Last Child in the Woods: Saving our Children from …by Rick Price - Friday, August 27, 2010
Rick Price, ExperiencePlus! founder, reviews Richard Louv’s, Last Child in the Woods: Saving our Children from Nature-Deficit Disorder (first published in 2005, updated and expanded in 2008; Algonquin Books of Chapel Hill)
Here’s a book that’s not about bicycling, nor travel, nor food, nor any of the things that I normally review. Or is it? It IS all about exploration, discovery, nature, learning, and adventure. And since that is what we do at ExperiencePlus! on our escorted bicycle tours it does, perhaps, fit right into our normal suggested reading list.
Above all, though, this book is for the baby boomer who spent his or her childhood NOT playing in formal playgrounds. Indeed, that means it’s a walk, stroll or ride down memory lane for those of us who grew up playing sandlot baseball, cowboys and Indians, building tree houses and forts in the woods. This book will elicit many memories about what we did as kids that we’ve prohibited our kids and grandkids from doing for a variety of reasons that Louv analyzes in depth.
I grew up on the Oregon coast, just five blocks from the beach. So the beach was my playground for most of the year after about fourth grade. Indeed, the agreement with my folks was that I could go to the cliff in third grade, but not to the beach. By the spring of that third grade year I’d made the beach my domain. Running along the beach on an incoming tide trying to avoid getting caught by the long “sneaker” waves was the great game. When a wave did approach the game was to run up the 100 foot bank as far as we could (we always played in pairs or groups of three) to avoid being swept out to sea. Of course, we’d get soaked and have to sneak in the back door at home to avoid detection.
I’m not sure how but my buddies and I knew NOT to risk the beach on an outgoing tide. A sneaker wave on an outgoing tide was a bad deal. You could end up in China. So we limited our risky play to incoming tides. And we learned early on which risks were worth taking and which not. We learned to “read” the ocean, the currents, and the patterns of nature. What an education that was.
Well, this is what Louv’s book is all about: unstructured experiential learning in nature through play. And, he laments, we don’t allow our kids to do this any more. We design our playgrounds with litigation in mind, making them tamer and tamer. Yet if you watch kids in these playgrounds, they’d rather play on the wild edge of the park or playground, not on the swings, if given that opportunity.

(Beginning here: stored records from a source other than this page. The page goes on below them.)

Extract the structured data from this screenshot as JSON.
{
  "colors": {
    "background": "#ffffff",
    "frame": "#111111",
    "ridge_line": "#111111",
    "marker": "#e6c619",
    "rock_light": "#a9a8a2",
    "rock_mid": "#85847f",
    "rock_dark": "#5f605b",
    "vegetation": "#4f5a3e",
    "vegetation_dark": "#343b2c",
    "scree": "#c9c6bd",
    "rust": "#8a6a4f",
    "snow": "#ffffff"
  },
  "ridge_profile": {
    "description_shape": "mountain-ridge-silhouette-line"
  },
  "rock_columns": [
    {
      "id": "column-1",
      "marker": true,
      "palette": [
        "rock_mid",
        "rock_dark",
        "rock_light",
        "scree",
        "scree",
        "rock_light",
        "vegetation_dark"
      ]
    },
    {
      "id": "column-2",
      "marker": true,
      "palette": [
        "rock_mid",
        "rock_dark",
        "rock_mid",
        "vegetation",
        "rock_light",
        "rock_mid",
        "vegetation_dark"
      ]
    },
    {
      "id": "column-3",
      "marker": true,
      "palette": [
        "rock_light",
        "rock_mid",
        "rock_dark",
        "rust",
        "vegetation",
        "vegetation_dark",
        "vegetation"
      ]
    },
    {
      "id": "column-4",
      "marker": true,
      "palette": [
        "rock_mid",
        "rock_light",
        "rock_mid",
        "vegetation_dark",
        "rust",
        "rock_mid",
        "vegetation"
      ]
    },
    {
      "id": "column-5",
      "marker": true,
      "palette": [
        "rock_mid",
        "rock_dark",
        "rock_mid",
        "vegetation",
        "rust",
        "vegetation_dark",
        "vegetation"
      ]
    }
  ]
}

Louv writes about how our kids sustain more injuries in organized sports than we did in unstructured, wild play. Kids don’t build tree houses any more because the homeowner’s association won’t allow them. “Forts” in the woods cause worry about transients or kids playing with fire. He presents an image of “containerized” kids – in high chairs, play pens, car seats, cars, and strollers (as the parent, of course, is jogging along the bike path!)
Louv’s book, not surprisingly, has struck a chord with many of my generation and the younger one just behind us. Indeed, he has achieved something of cult status across the country as parents try to figure out how to capture the freedom of play in nature that so many of us enjoyed as children. Even recess is being eliminated from many of our elementary schools, he points out, as schools focus more and more on teaching to achievement tests.
This book is about getting back to nature. It’s worth a look and it is a reminder, if for nothing else than to bring nature back into our lives and into the lives of the young people around us. It will take you back to Rachel Carson’s Silent Spring and to John Muir, Aldo Leopold, Henry David Thoreau, Edward Abbey, and many others. If you’re working on your master naturalist certificate this will bring you up to date on all the literature that you should be reading, and if you just want to know what’s going on in the world of environmental education this will do the trick.
Louv ends with a check list of 100 things we can do to get kids back to nature. Whether you are a parent or grandparent, an educator or a lawyer, or whether you’re looking for opportunities for your civic groups or government programs, there is something here for everyone.